J Ovarium terdiri dari 2 buah, berbentuk memanjang dengan panjang kira-kira 2,5 – 5 cm, lebar 1,5 – 3 cm dan tebalnya 0,6 – 1,5 cm. Letak ovarium pada bagian pelvic abdomen pada sisi uterus.
J Ovarium berfungsi sebagai penghasil ovum, hormone endokrin dari sel-sel folikel ovarium dan pengganti folikel korpus luteum. Hormon yang dihasilkan oleh ovarium diantaranya adalah :
a.    Estrogen : hormone yang dibentuk oleh folikel ovarium yang matang dan korpus luteum. Hormone ini bertanggung jawab dalam perkembangan sifat seks sekunder wanita (tumbuhnya buah dada, rambut kemaluan, dll ) dan untuk menghasilkan perubahan siklus dalam endometrium serta menambah kontraktilitas uterus.

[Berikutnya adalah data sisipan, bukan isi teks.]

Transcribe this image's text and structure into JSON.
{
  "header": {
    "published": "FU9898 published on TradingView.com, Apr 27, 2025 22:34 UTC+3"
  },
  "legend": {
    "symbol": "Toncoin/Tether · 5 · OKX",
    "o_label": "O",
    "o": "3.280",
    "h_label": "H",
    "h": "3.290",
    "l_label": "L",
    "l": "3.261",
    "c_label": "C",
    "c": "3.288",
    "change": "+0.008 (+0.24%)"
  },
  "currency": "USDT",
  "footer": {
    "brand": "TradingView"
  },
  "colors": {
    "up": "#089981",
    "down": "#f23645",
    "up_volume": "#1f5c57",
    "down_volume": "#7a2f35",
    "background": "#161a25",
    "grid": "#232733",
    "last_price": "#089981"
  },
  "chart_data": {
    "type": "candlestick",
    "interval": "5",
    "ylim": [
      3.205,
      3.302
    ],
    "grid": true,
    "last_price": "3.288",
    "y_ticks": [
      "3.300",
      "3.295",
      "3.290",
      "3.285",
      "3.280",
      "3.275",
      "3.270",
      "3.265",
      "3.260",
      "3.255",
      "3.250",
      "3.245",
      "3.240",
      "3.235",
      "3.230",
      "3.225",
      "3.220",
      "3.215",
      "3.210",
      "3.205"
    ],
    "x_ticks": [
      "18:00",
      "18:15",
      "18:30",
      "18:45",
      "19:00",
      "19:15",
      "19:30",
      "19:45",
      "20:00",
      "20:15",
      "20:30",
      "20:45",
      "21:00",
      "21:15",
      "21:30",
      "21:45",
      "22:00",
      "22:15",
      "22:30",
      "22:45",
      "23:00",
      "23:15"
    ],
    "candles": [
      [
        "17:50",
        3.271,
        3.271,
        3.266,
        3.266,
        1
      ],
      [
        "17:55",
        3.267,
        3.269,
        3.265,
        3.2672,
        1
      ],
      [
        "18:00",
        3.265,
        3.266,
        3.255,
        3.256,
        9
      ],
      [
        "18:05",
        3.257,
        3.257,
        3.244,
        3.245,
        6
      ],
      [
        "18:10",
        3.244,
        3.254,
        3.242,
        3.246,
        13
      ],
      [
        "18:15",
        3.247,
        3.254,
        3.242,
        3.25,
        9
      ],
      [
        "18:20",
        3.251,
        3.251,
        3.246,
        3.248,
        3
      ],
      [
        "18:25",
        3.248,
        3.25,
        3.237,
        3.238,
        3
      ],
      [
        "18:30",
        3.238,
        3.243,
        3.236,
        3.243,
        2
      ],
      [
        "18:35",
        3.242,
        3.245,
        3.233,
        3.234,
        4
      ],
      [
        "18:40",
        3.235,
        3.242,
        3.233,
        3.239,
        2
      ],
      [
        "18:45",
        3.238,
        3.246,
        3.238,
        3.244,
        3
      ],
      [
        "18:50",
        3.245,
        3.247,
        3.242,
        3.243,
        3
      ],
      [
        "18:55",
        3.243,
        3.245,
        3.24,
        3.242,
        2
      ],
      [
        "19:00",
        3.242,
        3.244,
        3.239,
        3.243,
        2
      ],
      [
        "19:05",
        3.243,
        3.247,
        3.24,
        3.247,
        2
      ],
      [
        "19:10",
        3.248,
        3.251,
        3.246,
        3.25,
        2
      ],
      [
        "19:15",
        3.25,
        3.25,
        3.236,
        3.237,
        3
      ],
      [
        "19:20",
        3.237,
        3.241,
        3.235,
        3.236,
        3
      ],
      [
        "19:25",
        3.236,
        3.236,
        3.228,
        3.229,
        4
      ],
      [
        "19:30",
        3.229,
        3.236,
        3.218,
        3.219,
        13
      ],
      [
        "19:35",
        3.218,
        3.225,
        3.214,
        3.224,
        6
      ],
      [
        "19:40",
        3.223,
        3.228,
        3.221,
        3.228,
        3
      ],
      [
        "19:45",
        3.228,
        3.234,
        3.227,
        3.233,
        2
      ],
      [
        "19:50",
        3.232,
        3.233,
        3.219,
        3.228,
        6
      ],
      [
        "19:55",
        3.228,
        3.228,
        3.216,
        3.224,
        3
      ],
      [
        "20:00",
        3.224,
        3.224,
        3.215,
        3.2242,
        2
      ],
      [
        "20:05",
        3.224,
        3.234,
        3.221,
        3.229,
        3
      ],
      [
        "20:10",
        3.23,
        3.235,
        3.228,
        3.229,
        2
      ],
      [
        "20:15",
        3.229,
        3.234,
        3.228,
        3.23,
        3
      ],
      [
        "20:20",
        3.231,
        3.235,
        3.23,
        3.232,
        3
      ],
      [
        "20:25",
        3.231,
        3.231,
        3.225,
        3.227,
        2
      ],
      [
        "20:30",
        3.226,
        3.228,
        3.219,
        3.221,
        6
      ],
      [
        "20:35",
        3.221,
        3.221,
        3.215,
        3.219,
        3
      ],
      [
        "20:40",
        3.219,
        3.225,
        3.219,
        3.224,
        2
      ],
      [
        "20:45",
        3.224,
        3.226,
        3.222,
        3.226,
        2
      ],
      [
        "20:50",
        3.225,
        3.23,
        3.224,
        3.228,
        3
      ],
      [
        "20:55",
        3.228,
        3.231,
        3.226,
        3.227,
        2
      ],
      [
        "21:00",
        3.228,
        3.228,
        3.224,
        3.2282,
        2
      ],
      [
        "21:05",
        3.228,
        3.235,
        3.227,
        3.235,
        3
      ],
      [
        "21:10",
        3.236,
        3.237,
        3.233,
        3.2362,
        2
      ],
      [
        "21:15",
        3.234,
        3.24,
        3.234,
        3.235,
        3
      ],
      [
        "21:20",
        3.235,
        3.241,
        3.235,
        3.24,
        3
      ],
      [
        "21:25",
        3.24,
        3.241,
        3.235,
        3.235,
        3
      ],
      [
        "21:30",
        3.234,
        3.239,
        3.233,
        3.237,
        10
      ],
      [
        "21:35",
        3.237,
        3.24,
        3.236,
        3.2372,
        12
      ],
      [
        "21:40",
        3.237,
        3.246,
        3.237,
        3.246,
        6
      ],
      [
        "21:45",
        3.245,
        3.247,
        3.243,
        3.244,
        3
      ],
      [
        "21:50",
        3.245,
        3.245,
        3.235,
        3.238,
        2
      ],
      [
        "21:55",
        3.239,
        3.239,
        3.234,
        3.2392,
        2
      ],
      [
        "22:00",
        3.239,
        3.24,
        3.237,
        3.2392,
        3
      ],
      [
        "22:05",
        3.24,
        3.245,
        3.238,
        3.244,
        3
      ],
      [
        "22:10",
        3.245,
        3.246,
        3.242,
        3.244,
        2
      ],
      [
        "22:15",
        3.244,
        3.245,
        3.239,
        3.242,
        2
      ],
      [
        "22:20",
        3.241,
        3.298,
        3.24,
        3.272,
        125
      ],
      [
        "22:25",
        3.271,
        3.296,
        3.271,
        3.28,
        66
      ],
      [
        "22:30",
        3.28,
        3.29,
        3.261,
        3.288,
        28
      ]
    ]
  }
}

Hormon ini dapat digunakan untuk mengatur haid, pengobatan menopause dan ada kalanya untuk memulai proses persalinan mis. Kalau anak mati dlm kandungan.
b.    Progesteron ; adalah hormone yang disekresi oleh korpus luteum sebagai respon terhadap sekresi Luteinizing hormone (LH). Pengaruh hormon ini terutama pada alat-alat reproduksi seperti uterus dan mamae
-       Pengaruh terhadap uterus : dapat mengurangi kontraktilitas uterus dan mengurangi pengaruh oksitosin.
-       Pengaruh terhadap mamae: menyebabkan pertumbuhan acini dan lobuli glandula mamae seperti yang dijumpai pada fase post ovulatoir dan selama kehamilan.